Quando você folheia o livro Os passos perdidos, de Alejo Carpentier, e descobre que serão 259 páginas de texto maciço para você encarar, já que não existem parágrafos a não ser no início dos capítulos, você pode até desanimar um pouco, mas não se arrependerá se aceitar o desafio e encarar a jornada.

A disposição das palavras, a organização do texto nas páginas lembra aquela que o Gabriel García Márquez usou em O outono do patriarca; e, assim como o livro do colombiano, o livro de Carpentier não deixa o leitor perdido apesar da aparência de atabalhoamento que a narrativa parece anunciar. Mesmo sem usar travessões, inícios de frases e separações que, em tese, tornariam mais fácil a decifração do teor do texto; Carpentier consegue deixar o leitor devidamente situado e, ainda por cima, esbanjar de uma intimidade com os efeitos sensitivos das palavras que é de invejar.

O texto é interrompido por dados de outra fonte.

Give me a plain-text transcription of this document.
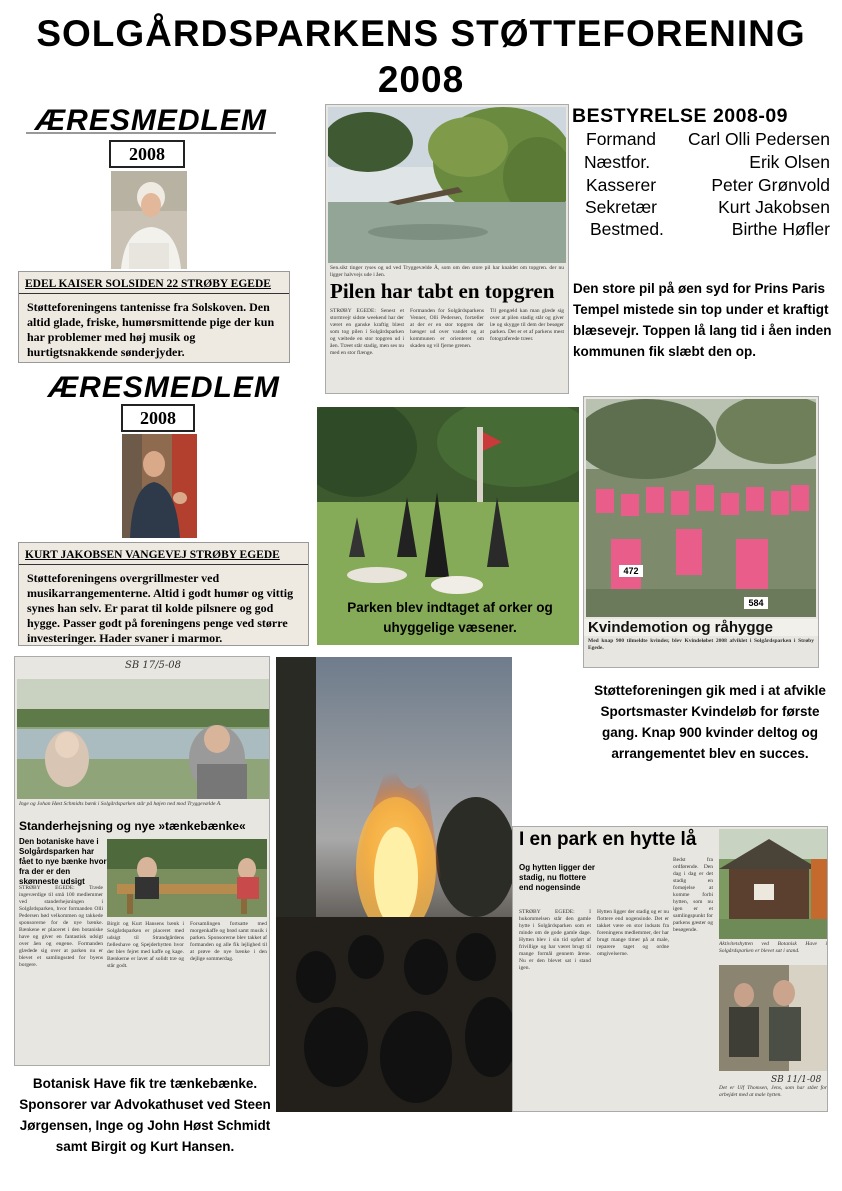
SOLGÅRDSPARKENS STØTTEFORENING
2008
ÆRESMEDLEM
2008
EDEL KAISER SOLSIDEN 22 STRØBY EGEDE
Støtteforeningens tantenisse fra Solskoven. Den altid glade, friske, humørsmittende pige der kun har problemer med høj musik og hurtigtsnakkende sønderjyder.
ÆRESMEDLEM
2008
KURT JAKOBSEN VANGEVEJ STRØBY EGEDE
Støtteforeningens overgrillmester ved musikarrangementerne. Altid i godt humør og vittig synes han selv. Er parat til kolde pilsnere og god hygge. Passer godt på foreningens penge ved større investeringer. Hader svaner i marmor.
Sen.sikt tinger ryses og ud ved Tryggevælde Å, som om den store pil har knaldet om topgren. der nu ligger halvvejs ude i åen.
Pilen har tabt en topgren
STRØBY EGEDE: Senest et stormvejr sidste weekend har der været en ganske kraftig blæst som tog pilen i Solgårdsparken og væltede en stor topgren ud i åen. Træet står stadig, men ses nu med en stor flænge.
Formanden for Solgårdsparkens Venner, Olli Pedersen, fortæller at der er en stor topgren der hænger ud over vandet og at kommunen er orienteret om skaden og vil fjerne grenen.
Til gengæld kan man glæde sig over at pilen stadig står og giver læ og skygge til dem der besøger parken. Det er et af parkens mest fotograferede træer.
BESTYRELSE 2008-09
Formand Carl Olli Pedersen
Næstfor.	Erik Olsen
Kasserer	Peter Grønvold
Sekretær	Kurt Jakobsen
Bestmed.	Birthe Høfler
Den store pil på øen syd for Prins Paris Tempel mistede sin top under et kraftigt blæsevejr. Toppen lå lang tid i åen inden kommunen fik slæbt den op.
Parken blev indtaget af orker og uhyggelige væsener.
472
584
Kvindemotion og råhygge
Med knap 900 tilmeldte kvinder, blev Kvindeløbet 2008 afviklet i Solgårdsparken i Strøby Egede.
Støtteforeningen gik med i at afvikle Sportsmaster Kvindeløb for første gang. Knap 900 kvinder deltog og arrangementet blev en succes.
SB 17/5-08
Inge og Johan Høst Schmidts bænk i Solgårdsparken står på højen ned mod Tryggevælde Å.
Standerhejsning og nye »tænkebænke«
Den botaniske have i Solgårdsparken har fået to nye bænke hvor fra der er den skønneste udsigt
STRØBY EGEDE: Træde ingeværdige til små 100 medlemmer ved standerhejsningen i Solgårdsparken, hvor formanden Olli Pedersen bød velkommen og takkede sponsorerne for de nye bænke. Bænkene er placeret i den botaniske have og giver en fantastisk udsigt over åen og engene. Formanden glædede sig over at parken nu er blevet et samlingssted for byens borgere.
Birgit og Kurt Hansens bænk i Solgårdsparken er placeret med udsigt til Strandgårdens fælleshave og Spejderhytten hvor der blev fejret med kaffe og kage. Bænkerne er lavet af solidt træ og står godt.
Forsamlingen fortsatte med morgenkaffe og brød samt musik i parken. Sponsorerne blev takket af formanden og alle fik lejlighed til at prøve de nye bænke i den dejlige sommerdag.
Botanisk Have fik tre tænkebænke. Sponsorer var Advokathuset ved Steen Jørgensen, Inge og John Høst Schmidt samt Birgit og Kurt Hansen.
I en park en hytte lå
Og hytten ligger der stadig, nu flottere end nogensinde
STRØBY EGEDE: I hukommelsen står den gamle hytte i Solgårdsparken som et minde om de gode gamle dage. Hytten blev i sin tid opført af frivillige og har været brugt til mange formål gennem årene. Nu er den blevet sat i stand igen.
Hytten ligger der stadig og er nu flottere end nogensinde. Det er takket være en stor indsats fra foreningens medlemmer, der har brugt mange timer på at male, reparere taget og ordne omgivelserne.
Bedst fra ordførende. Den dag i dag er det stadig en fornøjelse at komme forbi hytten, som nu igen er et samlingspunkt for parkens gæster og besøgende.
Aktivitetshytten ved Botanisk Have i Solgårdsparken er blevet sat i stand.
SB 11/1-08
Det er Ulf Thomsen, Jens, som har stået for arbejdet med at male hytten.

Carpentier escreveu Os passos perdidos em 1953 (quatro anos após ter debutado no mundo literário com O reino deste mundo) no período em que, depois de ter trabalhado numa rádio em Cuba, o autor residia na Venezuela, de onde só irá sair em 1959, para assumir a direção da editora Nacional logo no pós-Revolução Cubana. Grande parte da exuberância natural que emana do romance de 53 provém do contato e da contemplação do autor em relação às belas paisagens venezuelanas e da floresta amazônica.

A história do livro é a seguinte: um estudioso de música (cujo nome não consta no livro), no melhor estilo acadêmico europeu (embora essa origem não seja precisada) é incumbido da tarefa de pegar um vôo para a América do Sul, em algum lugar da selva amazônica, para que encontre supostos instrumentos musicais primitivo-tribais e os traga para estudos na sociedade acadêmica da qual participa. O protagonista, que já não vive uma relação conjugal saudável com sua mulher, Ruth, resolve levar para sua viagem a amante, Mouche, que partilha de muitas de suas concepções culturais elitistas tradicionais.

A jornada, que começa num hotel na cidade, toma novos rumos conforme uma revolução estoura e o casal adúltero é obrigado a se confinar no prédio. O tédio e a vontade de libertar-se dessa situação os levam a empreender às pressas uma incursão na floresta densa, levando consigo somente os apetrechos necessários e os guias que os conduzirão. É aí que uma profunda mudança começa a operar sobre o estudioso.

O ambiente selvagem descortina uma experiência espiritual, intensifica a sensação de estar vivo, leva a contemplação do protagonista, que outrora só tinha olhos para a cultura tradicional, a patamares novos, mais proximais e muito mais profundos. Há todo um processo de transformação pululando em seu ser, de modo que aqueles modelos clássicos e obras notáveis que ele costumava admirar sejam parcialmente ofuscados pelo brilho dessa nova que se desdobra em frente a ele.

O texto do autor ás vezes assume tamanho rebusco, tão exuberantes volteios e elaborações estéticas e sinestésicas que parece que a trama não conseguirá sustentar todo o seu peso, mas descobre-se que o próprio floreio é o que torna a narrativa tão plena de sentido, tão vívida e cheia de energia. A forma como Carpentier opta por narrar e descrever parece por vezes esquecer que comunica, se dedicando a contemplar e reverenciar, em mostrar o que há de sublime na experiência do protagonista e, em âmbito mais geral, na própria América Latina, que ele representaria posteriormente junto à França.

O fato de o autor ter se tornado posteriormente embaixador de Cuba na França (inclusive pelo fato de ele ser filho de franceses) diz muito sobre as preocupações de sua literatura. Assim como ele assumiu o compromisso de representar e pôr em pé de igualdade Cuba frente à França, também sua literatura assume a hercúlea tarefa de pleitear à cultura latino-americana um lugar entre a tradição clássica cultural da humanidade. Isso fica evidente inclusive quando observamos Concerto barroco, bem como quando observamos o êxtase do estudioso de Os passos perdidos ao se encontrar em meio aos encantos dessa terra.

A maneira como o autor cumpre essa tarefa se apresenta tão rica quanto o próprio conteúdo dessa defesa, pois ele mostra reverência e respeito às culturas de ambos os lados do Atlântico, colocando-as em pé de igualdade, ainda que puxe um pouco para a América Latina, obviamente. Esse efervescente diálogo foi o que talhou as formas de sua arte.